治療が終わり、ロビーの端っこにある救急室から出るとエレベーターにのって社長室に向かう。師匠とソウル先輩は先にいって報告をしているはずだ。社長室の前につくと少し空いた扉の隙間から師匠と社長の会話が聞こえた。
「この短期間で軽傷者4名、重傷者6名、死者4名・・・異常だ。」
「あぁ・・・短期間に加えて二人も強力な味方が殺られた。もし、まだ新種がいたら・・・考えたくはないが、これ以上被害が出るだろう。」
「クソッ・・・もっと見つけるのが早ければよかったのか?僕の判断が悪かったのか?」
「気をしっかりもて、お前はじいさんから認められてその席におることを忘れるな。」
「でも、兄さんの代わりなんだ・・・僕にはやっぱりダメだったんだ・・・」
「ケンジ、俺を見ろ。」
「・・・」
「今お前は社長だ。俺の弟でも穴埋めでもない。任された仕事を全うしろ。俺は信じてこの命をお前に預けてる。他の職員もそうだ。ケンジは昔から俺より頭がよくて、責任感もあって、絶対折れなかった。弱音を吐くようなやつじゃねぇ。」
「兄さん・・・」
「胸はって堂々としてろ。命がつきるまで戦ってくれた職員を心から敬い、生きている職員の希望であれ。」
「・・・最後の、じいちゃんと同じこと言って・・・受け売りじゃねぇか。」
「ばれたか。」
ハハハと二人の笑い声が聞こえる。ピリピリとしていた空気が一気になごむ。勝手にホッとしていると、師匠があっとなにかを思い出したように社長に話しかけた。
「お前に頼みがある。」
「なに、出来ることならなんでもするよ。苦労を掛けているから。」
「ウェナを、ウェナトリアを今回の作戦からはずしてくれ。」
「えっ!?ま、まぁ僕は止めないよ。先の戦いで彼女は重傷者として運び込まれているし・・・でも、なんて説得するの?」
「それはまた考える。今日、ウェナが始めてわしに泣きじゃくりながら抱きついてきた。初めてじゃ。今まできっとウェナは感情を殺していたんじゃ。でも、友の死を目の前で経験したあの瞬間、ウェナは今まで殺していた悲しみとかそういう感情を思い出した、受け入れたんじゃ。こんな形で・・・」
「・・・」
「これ以上はウェナには荷が重すぎる。」
寂しそうな悲しそうな師匠の声に申し訳なさを噛み締める。しかし、ここまで来て止めろと言われて、「はい止めます」と言うほど素直じゃない。

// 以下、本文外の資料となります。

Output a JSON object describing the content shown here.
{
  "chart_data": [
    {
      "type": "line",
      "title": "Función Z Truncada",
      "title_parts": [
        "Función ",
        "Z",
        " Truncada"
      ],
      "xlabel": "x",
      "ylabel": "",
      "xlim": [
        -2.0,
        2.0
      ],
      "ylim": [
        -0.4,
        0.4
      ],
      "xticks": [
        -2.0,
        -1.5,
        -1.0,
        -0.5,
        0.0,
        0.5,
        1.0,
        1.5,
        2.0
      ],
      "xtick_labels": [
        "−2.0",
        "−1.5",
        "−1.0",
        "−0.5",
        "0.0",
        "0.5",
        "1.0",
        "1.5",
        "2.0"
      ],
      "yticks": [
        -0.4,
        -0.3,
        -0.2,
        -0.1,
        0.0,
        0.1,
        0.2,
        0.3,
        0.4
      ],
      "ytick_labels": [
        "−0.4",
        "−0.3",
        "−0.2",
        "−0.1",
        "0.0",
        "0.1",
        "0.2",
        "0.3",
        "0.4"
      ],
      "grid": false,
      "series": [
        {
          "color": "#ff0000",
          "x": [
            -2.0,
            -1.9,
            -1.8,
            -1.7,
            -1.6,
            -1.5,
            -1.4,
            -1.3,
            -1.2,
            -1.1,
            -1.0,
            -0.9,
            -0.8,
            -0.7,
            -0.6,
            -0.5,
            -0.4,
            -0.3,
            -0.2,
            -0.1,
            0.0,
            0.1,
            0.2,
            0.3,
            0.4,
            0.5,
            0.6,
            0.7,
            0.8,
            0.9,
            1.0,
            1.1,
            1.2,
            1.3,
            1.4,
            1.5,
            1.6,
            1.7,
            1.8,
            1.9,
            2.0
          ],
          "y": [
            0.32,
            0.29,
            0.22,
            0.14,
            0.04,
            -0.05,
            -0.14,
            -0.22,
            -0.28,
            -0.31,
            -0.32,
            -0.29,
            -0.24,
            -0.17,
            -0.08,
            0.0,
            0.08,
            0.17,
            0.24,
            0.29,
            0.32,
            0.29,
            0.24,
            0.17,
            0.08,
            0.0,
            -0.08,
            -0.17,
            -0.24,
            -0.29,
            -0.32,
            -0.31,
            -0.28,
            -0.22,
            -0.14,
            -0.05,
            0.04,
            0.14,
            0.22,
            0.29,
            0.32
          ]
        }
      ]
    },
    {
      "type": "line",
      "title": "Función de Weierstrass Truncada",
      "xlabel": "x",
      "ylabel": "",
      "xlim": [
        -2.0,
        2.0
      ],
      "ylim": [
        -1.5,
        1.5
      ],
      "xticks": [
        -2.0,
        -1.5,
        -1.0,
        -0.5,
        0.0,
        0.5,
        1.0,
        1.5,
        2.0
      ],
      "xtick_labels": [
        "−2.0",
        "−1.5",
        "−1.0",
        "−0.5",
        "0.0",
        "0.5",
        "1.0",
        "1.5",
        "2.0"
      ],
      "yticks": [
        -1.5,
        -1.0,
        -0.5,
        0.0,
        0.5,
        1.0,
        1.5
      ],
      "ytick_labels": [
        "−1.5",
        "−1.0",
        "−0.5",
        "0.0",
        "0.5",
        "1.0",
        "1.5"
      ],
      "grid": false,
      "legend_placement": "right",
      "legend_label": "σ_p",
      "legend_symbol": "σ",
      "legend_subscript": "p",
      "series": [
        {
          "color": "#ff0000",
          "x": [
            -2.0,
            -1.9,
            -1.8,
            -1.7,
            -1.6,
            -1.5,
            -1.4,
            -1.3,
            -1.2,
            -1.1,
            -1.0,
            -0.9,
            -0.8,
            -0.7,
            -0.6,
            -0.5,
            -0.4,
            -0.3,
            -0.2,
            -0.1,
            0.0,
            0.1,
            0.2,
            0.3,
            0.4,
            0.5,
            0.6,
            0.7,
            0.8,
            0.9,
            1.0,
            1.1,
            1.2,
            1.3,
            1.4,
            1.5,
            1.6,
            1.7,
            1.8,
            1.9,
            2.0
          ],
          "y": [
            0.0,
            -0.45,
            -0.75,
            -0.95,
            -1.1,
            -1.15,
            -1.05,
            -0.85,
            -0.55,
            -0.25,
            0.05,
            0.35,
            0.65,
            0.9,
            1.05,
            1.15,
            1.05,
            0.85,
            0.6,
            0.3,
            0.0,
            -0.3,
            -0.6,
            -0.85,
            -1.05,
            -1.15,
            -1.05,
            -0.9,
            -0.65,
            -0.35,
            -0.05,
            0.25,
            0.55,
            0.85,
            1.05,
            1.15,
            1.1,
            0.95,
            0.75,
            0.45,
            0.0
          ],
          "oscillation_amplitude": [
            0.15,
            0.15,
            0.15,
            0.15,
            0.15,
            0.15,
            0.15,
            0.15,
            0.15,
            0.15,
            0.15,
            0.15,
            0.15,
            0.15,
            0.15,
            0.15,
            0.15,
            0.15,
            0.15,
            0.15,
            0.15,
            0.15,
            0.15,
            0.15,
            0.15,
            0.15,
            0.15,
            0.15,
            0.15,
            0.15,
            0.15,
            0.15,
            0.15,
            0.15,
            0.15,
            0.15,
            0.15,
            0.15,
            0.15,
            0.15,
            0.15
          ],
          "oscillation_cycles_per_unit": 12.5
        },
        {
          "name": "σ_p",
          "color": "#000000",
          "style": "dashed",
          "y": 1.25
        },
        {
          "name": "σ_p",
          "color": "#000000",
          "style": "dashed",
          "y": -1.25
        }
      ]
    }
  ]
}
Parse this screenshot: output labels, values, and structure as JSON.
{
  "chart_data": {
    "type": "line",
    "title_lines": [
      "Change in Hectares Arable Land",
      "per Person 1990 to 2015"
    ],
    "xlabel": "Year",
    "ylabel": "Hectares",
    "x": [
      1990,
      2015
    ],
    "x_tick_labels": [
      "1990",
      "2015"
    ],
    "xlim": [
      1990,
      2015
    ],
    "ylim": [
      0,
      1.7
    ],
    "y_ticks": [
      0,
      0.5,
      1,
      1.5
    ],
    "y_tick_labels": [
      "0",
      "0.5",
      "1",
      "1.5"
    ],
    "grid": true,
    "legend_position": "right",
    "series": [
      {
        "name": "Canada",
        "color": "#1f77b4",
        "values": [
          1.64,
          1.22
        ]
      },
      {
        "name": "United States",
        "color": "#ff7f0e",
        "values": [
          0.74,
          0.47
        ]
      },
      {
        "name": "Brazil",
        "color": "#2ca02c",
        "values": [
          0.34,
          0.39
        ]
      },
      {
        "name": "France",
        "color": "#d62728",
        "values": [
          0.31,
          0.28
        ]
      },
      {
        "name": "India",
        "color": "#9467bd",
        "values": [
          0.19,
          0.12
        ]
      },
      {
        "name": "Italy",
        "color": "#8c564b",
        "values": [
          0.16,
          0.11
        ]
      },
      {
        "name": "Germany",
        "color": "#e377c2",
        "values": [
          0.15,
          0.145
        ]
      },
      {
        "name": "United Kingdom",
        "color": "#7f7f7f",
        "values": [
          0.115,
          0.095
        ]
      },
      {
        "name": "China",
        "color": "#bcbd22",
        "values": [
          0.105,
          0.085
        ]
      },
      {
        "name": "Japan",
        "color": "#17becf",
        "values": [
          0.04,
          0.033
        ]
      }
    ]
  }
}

「私!まだ、まだ出来ます師匠!!いっ・・・・まだ!!」
「ウェナ!いつからそこに!?」
「私は!途中で投げ出すほど半端者じゃありません!!私は最後までやるって決めたら、例え師匠に止められてもやりきるまで・・・元凶がいるならそいつをマカロンとマチの分まで殴ってやらないと気が済みません!!」
「ウェナ・・・」
「フフフ・・・どっかの誰かに良く似ている、ねぇ兄さん。」
社長は師匠のほうを見て笑う。そんな社長に師匠は、照れているような、昔を思い出すような顔をして咳払いする。
「・・・そうなったお主はテコでも動かんことをわしはようしっとる。」
「じゃあ!!」
「だが、条件がある。今は怪我人じゃから見回りをしてもし、新種に出会ってもお主は戦わずに逃げること。それを守るならつれていく。」
「わかりました!守ります!」
「よし、じゃあ会議室にいるソウルに顔を見せてきなさい。心配していたから。」
「はい!」
会議室にいくとソウル先輩に涙目で頭を撫でられ、たまたまいたエルニエッタには泣きながら抱きつかれてしまい肩がびちょびちょになった。
会議で今回のモンスターは『変異体β』と名付けられ、モンスター専門科の職員が現場検証や何かしらのものが残っていないか調査することになった。下手に下位の職員を当てがっても死者を増やすだけになってしまうため、ソウル先輩はQ区を一人で担当することになった。
マチの葬式のために出しっぱなしにしていた制服のしわを伸ばす。もし、もしもマチが生きていたら、きっと二人で制服デートとかいって遊びに行く未来があったのかな。